Randal Kleiser is an internationally known film director whose first feature film, Grease (1978), remains the top-grossing movie musical of all time. His other directing credits include The Blue Lagoon (1980), Summer Lovers (1982),  Flight of the Navigator (1985), White Fang (1991), Honey, I Blew Up the Kid(1992) and the semi-autobiographical AIDS drama It’s My Party (1996).

As a 10-year-old, Kleiser was blown away watching the Red Sea part in Cecil B. DeMille’s The Ten Commandments (1956) and from then on longed to be involved with movie magic. As a USC cinema student, he enrolled in an acting course taught by one of the Biblical epic’s stars, Nina Foch (Bithiah), who became his friend and mentor. Foch taught him how to connect with an audience, no matter which side of the camera he was on.
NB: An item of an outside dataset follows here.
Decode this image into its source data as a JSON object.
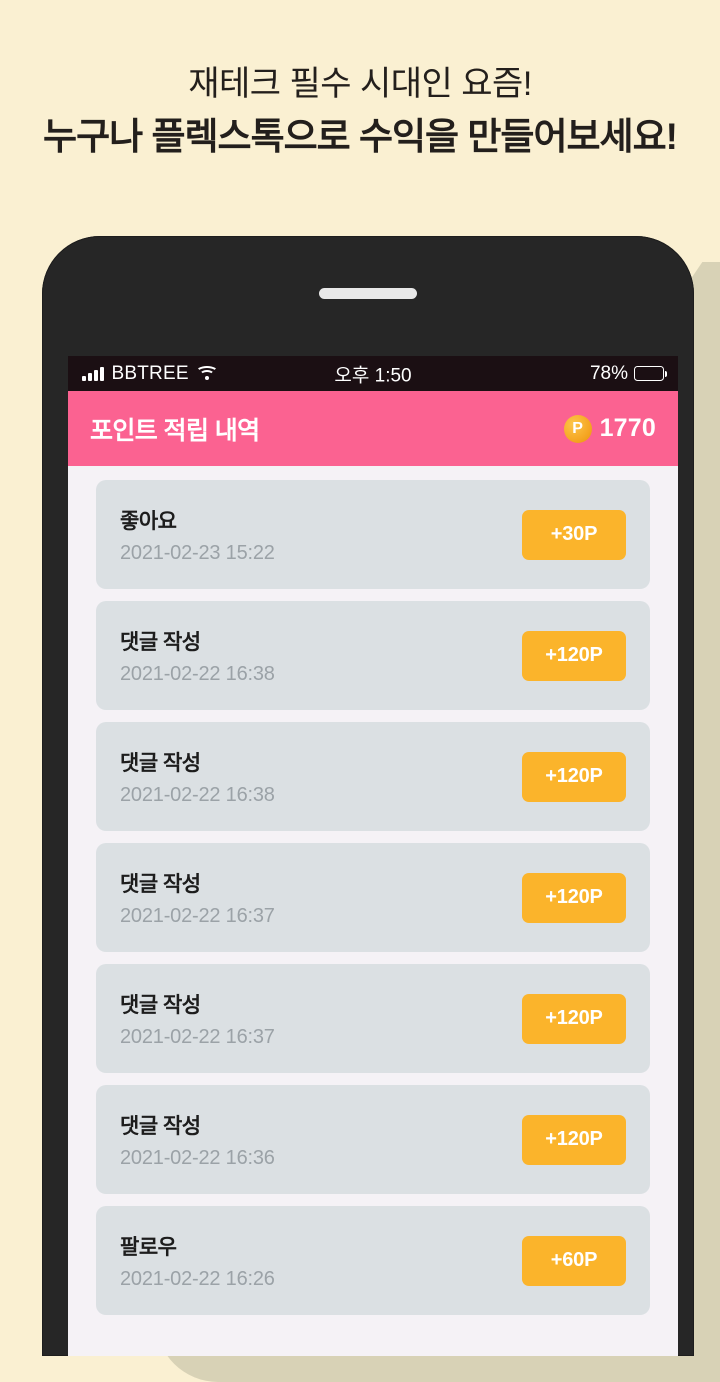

In 1973, Kleiser’s USC master’s thesis film, Peege, caught the eye of Universal Studios executives, who signed him as a television director. A personal story about a family’s visit to an elderly relative in a nursing home, Peege was later added to the National Film Registry in 2007.

Over the next few years, Kleiser made several acclaimed made-for-television films, including The Boy in the Plastic Bubble (1976)Dawn: Portrait of a Teenage Runaway (1976) and The Gathering (1977), which won a Primetime Emmy for Outstanding Special-Drama or Comedy. He then re-teamed with The Boy in the Plastic Bubble star John Travolta for the big screen version of the hit Broadway musical, Grease. Co-starring Olivia Newton-John and Stockard Channing, Grease scored with audiences and critics alike and remains a fan favorite, 40 years after its release.

Today, Kleiser has taken his career into the realm of virtual reality with such works as Defrost, a sci-fi series featuring five-minute episodes.  He remains devoted to USC, and has frequently served as a guest juror  at the USC Lambda LGBTQ+ Alumni Association’s annual Don Thompson LGBT Film Festival.